Frequently Asked Questions

What is the valid parentheses problem?

The valid parentheses problem asks you to determine whether a string containing bracket characters (, ), [, ], {, and } is properly matched. Every opening bracket must have a corresponding closing bracket of the same type, and brackets must close in the correct order. For example, '([])' is valid but '([)]' is not.

Why use a stack for valid parentheses?

A stack enforces last-in-first-out ordering, which mirrors how brackets nest. The most recently opened bracket must be the first to close. When you encounter an opening bracket, you push its expected closing bracket onto the stack. When you encounter a closing bracket, you pop from the stack and check for a match. This naturally handles arbitrary nesting depth.

What is the time complexity of the stack-based parentheses solution?

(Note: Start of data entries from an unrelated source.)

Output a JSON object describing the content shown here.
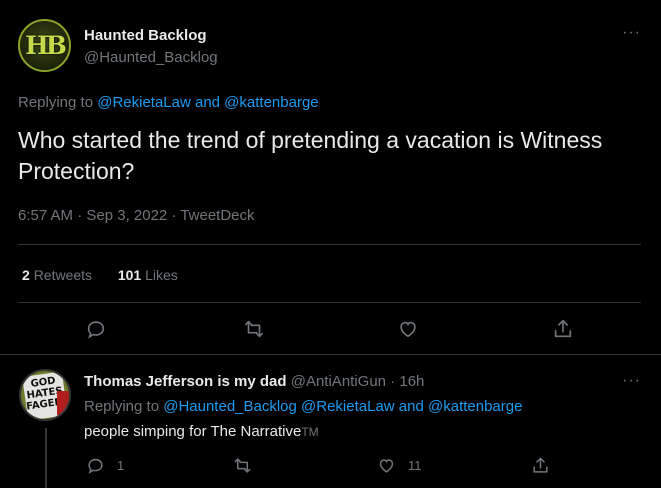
{
  "main_tweet": {
    "author_name": "Haunted Backlog",
    "author_handle": "@Haunted_Backlog",
    "avatar_text": "HB",
    "more": "···",
    "replying_prefix": "Replying to ",
    "replying_to": "@RekietaLaw and @kattenbarge",
    "text": "Who started the trend of pretending a vacation is Witness Protection?",
    "meta": "6:57 AM · Sep 3, 2022 · TweetDeck",
    "retweets_count": "2",
    "retweets_label": "Retweets",
    "likes_count": "101",
    "likes_label": "Likes"
  },
  "reply": {
    "author_name": "Thomas Jefferson is my dad",
    "author_handle": "@AntiAntiGun",
    "time": "· 16h",
    "more": "···",
    "avatar_text": "GOD HATES FAGENTS",
    "replying_prefix": "Replying to ",
    "replying_to": "@Haunted_Backlog @RekietaLaw and @kattenbarge",
    "text": "people simping for The Narrative",
    "tm": "TM",
    "reply_count": "1",
    "like_count": "11"
  },
  "colors": {
    "background": "#000000",
    "text": "#e7e9ea",
    "muted": "#71767b",
    "link": "#1d9bf0",
    "divider": "#2f3336"
  }
}
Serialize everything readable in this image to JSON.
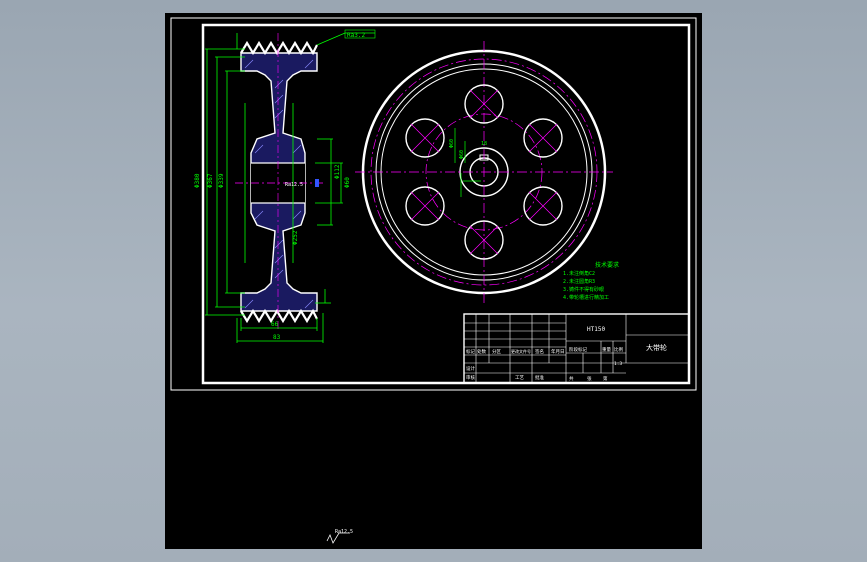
{
  "viewport": {
    "background": "#000000"
  },
  "colors": {
    "border": "#ffffff",
    "body_fill": "#1a1a60",
    "body_hatch": "#8a8aff",
    "dimension": "#00ff00",
    "center_line": "#ff00ff",
    "hole": "#ff00ff",
    "text_white": "#ffffff",
    "leader": "#00ffff"
  },
  "section_view": {
    "dim_left_outer": "Φ380",
    "dim_left_mid": "Φ367",
    "dim_left_inner": "Φ339",
    "dim_bore": "Φ60",
    "dim_hub": "Φ112",
    "dim_web": "Φ252",
    "dim_groove_width": "66",
    "dim_total_width": "83",
    "top_callout": "Ra3.2",
    "side_label": "Ra12.5",
    "bottom_roughness": "Ra12.5"
  },
  "front_view": {
    "keyway_label": "18",
    "bore_label": "Φ60",
    "hole_label": "Φ60"
  },
  "tech_requirements": {
    "title": "技术要求",
    "lines": [
      "1.未注倒角C2",
      "2.未注圆角R3",
      "3.铸件不得有砂眼",
      "4.带轮槽进行精加工"
    ]
  },
  "title_block": {
    "material": "HT150",
    "part_name": "大带轮",
    "row_labels": [
      "标记",
      "处数",
      "分区",
      "更改文件号",
      "签名",
      "年月日"
    ],
    "design": "设计",
    "check": "审核",
    "process": "工艺",
    "approve": "批准",
    "stage": "阶段标记",
    "weight": "重量",
    "scale": "比例",
    "scale_value": "1:3",
    "sheet_total": "共",
    "sheet_label": "张",
    "sheet_no": "第"
  }
}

The time complexity is O(n) where n is the length of the input string. You iterate through each character exactly once, and each stack push and pop operation takes O(1) time. This is optimal because you must examine every character at least once.

What is the space complexity of valid parentheses?

The space complexity is O(n) in the worst case. If the input consists entirely of opening brackets like '(((((', the stack grows to hold n elements. In the best case (immediate mismatch), the space usage is O(1).

How do you handle mismatched brackets?

When you encounter a closing bracket, check two conditions: if the stack is empty (meaning there is no matching opening bracket) or if the top of the stack does not match the current closing bracket (meaning the wrong type of bracket was opened). Either condition means the string is invalid.

What edge cases should you consider for valid parentheses?

Key edge cases include: an empty string (valid by convention), a single bracket like '(' or ']' (invalid since it has no match), a string with only opening brackets like '(((' (invalid because the stack is not empty at the end), and interleaved brackets like '([)]' (invalid due to incorrect nesting order).

Why push the expected closing bracket instead of the opening bracket?

Pushing the expected closing bracket simplifies the comparison step. When you encounter a closing bracket, you can directly compare it against the popped value with a single equality check. If you pushed the opening bracket instead, you would need an additional lookup to find its corresponding closing bracket before comparing.

Can valid parentheses be solved without a stack?

For strings containing only one type of bracket like '()', you can use a simple counter. But for multiple bracket types, a stack or equivalent data structure is necessary because a counter cannot distinguish between different bracket types or detect ordering violations like '([)]'.